Artículo 1°.- Modifícase el artículo 64 de la ley 25.871, el que quedará redactado de la siguiente manera: ARTICULO 64. - Los actos administrativos de expulsión firmes y consentidos dictados respecto de extranjeros que se encuentren en situación irregular, se ejecutarán en forma inmediata cuando se trate de: a) Extranjeros que se encontraren cumpliendo penas privativas de libertad por delitos no previstos en el artículo 56 bis de la ley 24.660, cuando se hubieran cumplido los supuestos establecidos en los acápites I y II del artículo 17 de aquella ley que correspondieren para cada circunstancia. La ejecución del extrañamiento y el cumplimiento de la prohibición de reingreso darán por cumplida la pena impuesta originalmente por el Tribunal competente. b) Extranjeros sometidos a proceso, cuando sobre los mismos recayere condena firme de ejecución condicional. La ejecución del extrañamiento y el cumplimiento de la prohibición de reingreso darán por cumplida la pena impuesta originalmente por el Tribunal competente; c) El procesamiento de un extranjero sobre el que pesa orden administrativa de expulsión firme y consentida, en cuyo caso no procederá el otorgamiento del beneficio de la suspensión del juicio a prueba o de medidas curativas, las que serán reemplazadas por la ejecución del extrañamiento, dándose por cumplida la carga impuesta al extranjero.
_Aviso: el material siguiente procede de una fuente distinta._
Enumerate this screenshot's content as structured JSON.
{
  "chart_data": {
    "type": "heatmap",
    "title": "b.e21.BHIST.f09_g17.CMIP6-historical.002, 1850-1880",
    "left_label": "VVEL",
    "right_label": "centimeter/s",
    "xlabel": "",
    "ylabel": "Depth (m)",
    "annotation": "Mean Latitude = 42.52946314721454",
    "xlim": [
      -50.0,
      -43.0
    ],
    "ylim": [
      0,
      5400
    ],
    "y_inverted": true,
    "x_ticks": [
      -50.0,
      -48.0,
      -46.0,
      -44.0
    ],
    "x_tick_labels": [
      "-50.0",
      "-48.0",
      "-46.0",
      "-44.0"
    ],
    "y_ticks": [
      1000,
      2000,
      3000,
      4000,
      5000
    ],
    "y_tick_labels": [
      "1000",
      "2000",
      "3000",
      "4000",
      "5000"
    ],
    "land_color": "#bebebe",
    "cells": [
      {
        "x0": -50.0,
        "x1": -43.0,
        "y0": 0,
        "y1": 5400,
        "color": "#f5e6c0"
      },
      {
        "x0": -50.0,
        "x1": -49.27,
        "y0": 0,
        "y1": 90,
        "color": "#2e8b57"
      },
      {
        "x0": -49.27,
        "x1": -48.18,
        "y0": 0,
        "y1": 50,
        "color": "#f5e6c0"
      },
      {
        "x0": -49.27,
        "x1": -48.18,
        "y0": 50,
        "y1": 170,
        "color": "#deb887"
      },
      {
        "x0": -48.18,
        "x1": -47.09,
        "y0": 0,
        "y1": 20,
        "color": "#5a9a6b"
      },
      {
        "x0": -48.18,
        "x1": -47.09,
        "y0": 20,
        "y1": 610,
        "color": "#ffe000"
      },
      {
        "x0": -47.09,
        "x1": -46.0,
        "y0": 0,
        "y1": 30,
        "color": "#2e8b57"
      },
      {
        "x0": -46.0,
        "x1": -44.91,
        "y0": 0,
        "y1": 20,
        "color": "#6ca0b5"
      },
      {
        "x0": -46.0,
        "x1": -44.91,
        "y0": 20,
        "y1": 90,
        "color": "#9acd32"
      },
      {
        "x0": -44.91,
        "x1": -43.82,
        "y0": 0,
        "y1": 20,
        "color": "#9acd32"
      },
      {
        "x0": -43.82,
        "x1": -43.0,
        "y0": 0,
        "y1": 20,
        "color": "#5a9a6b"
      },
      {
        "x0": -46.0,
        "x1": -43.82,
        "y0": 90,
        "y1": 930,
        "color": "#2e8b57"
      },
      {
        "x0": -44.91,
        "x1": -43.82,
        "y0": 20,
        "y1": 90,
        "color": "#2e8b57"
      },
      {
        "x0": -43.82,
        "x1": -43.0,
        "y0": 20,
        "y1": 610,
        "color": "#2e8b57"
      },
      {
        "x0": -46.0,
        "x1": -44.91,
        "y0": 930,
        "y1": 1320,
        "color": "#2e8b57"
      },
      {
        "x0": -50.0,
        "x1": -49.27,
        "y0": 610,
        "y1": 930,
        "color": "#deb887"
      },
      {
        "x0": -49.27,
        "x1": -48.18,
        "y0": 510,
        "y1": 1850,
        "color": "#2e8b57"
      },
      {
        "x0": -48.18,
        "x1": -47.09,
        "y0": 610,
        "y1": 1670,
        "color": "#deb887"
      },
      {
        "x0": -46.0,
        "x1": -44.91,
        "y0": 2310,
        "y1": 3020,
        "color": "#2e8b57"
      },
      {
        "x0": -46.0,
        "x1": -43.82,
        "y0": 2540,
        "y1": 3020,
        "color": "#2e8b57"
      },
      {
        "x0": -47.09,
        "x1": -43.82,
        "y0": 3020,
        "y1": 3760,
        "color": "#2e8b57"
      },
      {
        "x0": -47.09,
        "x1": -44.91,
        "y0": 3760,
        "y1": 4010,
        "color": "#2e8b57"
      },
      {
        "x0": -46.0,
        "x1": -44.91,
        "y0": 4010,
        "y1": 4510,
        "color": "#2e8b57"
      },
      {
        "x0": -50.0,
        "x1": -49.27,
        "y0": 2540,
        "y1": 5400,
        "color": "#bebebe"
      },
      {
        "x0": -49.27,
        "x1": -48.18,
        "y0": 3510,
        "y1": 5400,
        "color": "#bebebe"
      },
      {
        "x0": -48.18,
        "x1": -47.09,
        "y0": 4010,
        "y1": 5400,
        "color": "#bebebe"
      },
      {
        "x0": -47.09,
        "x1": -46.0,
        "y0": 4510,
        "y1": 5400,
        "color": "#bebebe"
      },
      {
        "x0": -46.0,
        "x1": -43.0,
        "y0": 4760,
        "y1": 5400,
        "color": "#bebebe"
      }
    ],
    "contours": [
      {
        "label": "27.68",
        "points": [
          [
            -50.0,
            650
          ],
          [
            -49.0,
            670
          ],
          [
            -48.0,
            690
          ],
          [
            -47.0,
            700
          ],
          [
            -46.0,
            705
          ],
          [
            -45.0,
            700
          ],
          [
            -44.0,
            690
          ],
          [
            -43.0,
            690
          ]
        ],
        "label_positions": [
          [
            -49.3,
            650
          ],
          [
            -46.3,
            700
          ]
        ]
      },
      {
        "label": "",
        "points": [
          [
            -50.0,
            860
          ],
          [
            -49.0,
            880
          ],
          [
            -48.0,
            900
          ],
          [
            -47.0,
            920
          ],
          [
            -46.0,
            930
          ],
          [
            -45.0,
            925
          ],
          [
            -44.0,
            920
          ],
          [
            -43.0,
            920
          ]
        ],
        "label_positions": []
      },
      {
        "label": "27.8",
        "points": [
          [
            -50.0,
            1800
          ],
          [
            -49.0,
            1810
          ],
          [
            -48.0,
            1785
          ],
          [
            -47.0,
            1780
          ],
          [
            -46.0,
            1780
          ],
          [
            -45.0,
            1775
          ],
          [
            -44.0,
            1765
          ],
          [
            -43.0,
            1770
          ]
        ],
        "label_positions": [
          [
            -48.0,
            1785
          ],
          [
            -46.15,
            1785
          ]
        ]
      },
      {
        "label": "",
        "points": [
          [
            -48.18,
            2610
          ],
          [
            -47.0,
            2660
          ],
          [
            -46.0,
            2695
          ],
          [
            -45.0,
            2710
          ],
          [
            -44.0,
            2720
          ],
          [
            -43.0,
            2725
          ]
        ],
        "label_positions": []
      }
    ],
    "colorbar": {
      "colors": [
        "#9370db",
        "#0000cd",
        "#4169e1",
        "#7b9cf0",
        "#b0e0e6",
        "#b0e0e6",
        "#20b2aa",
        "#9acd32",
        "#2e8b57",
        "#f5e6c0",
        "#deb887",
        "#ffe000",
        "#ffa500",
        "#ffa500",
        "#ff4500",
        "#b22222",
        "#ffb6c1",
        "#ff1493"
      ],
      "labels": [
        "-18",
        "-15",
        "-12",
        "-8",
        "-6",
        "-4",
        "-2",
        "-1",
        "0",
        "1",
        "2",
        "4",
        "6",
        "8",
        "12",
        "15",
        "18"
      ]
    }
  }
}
Si el extrañado no cumpliere con la prohibición de reingreso, el tiempo transcurrido en libertad desde la ejecución del extrañamiento no se computará en el término de la pena, ni a los fines de la prescripción. Artículo 2°.- Modifícase el artículo 66 del Código Penal, el que quedará redactado de la siguiente manera: ARTICULO 66.- La prescripción de la pena empezará a correr desde la medianoche del día en que se notificare al reo la sentencia firme o desde el quebrantamiento de la condena, si ésta hubiese empezado a cumplirse. En los casos de extrañamiento, comenzará a correr desde el reingreso al territorio argentino en incumplimiento a la prohibición establecida.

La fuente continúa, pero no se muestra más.